AIDR enables users to teach an algorithm to find information of interest on Twitter. The teaching process is done using microtasking. For example, if the Red Cross were interested in monitoring Twitter for references to infrastructure damage following a disaster, then Red Cross staff would use AIDR's microtasking interface to tag (select) individual tweets that refer to damage. The algorithm then would learn from this process and automatically find additional tweets that refer to damage.

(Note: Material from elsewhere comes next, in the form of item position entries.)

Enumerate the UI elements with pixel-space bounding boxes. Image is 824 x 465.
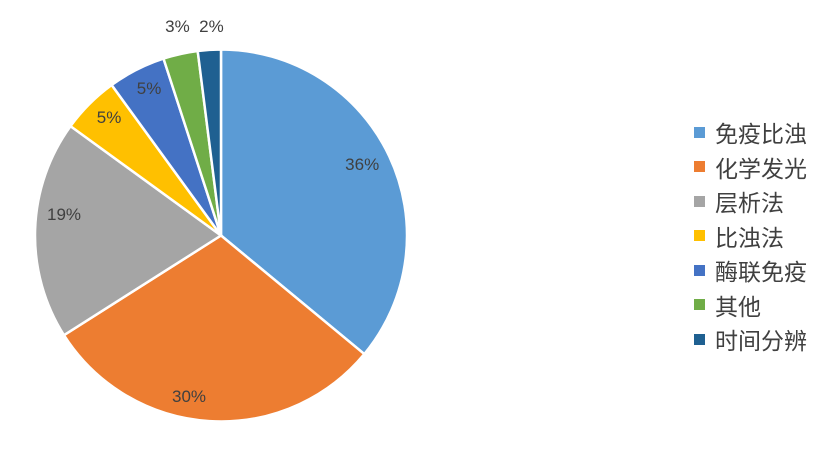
svg-text:3%: 3% (165, 17, 190, 36)
svg-text:2%: 2% (199, 17, 224, 36)
svg-text:5%: 5% (97, 108, 122, 127)
svg-text:5%: 5% (137, 79, 162, 98)
svg-text:36%: 36% (345, 155, 379, 174)
svg-text:19%: 19% (47, 205, 81, 224)
svg-text:30%: 30% (172, 387, 206, 406)
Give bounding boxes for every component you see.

This hybrid computing approach can be used to automatically identify rumors based on an initial set of tweets referring to those rumors. Rapidly identifying rumors and their source is an important component of verifying user-generated content. It enables journalists and humanitarian professionals to track information back to its source, and to know whom to contact to take the next essential step in verifying the information.
To be sure, the goal should not only be to identify false or misleading information on social media but to counter and correct this information in near real time. A first version of AIDR was released in November 2013.
Accelerating the verification process
As noted earlier, the nascent stages of verification platforms powered by advanced computing mean that their ultimate value to the verification of user-generated content remains to be seen. Even if these platforms bear fruit, their early iterations will face important constraints. But this early work is essential to moving toward meaningful applications of advanced computing in the verification process.
One current limitation is that AIDR and the upcoming Credibility Plugin described above are wholly dependent on just one source: Twitter. Cross-media verification platforms are needed to triangulate reports across sources, media and language. While Veri.ly comes close to fulfilling this need, it relies entirely on human input, which does not scale easily.
In any event, these solutions are far from being the silver bullet of verification that many seek. Like other information platforms, they too can be gamed and sabotaged with sufficient time and effort. Still, these tools hold the possibility of accelerating the verification process and are likely to only advance as more effort and investment are made in the field.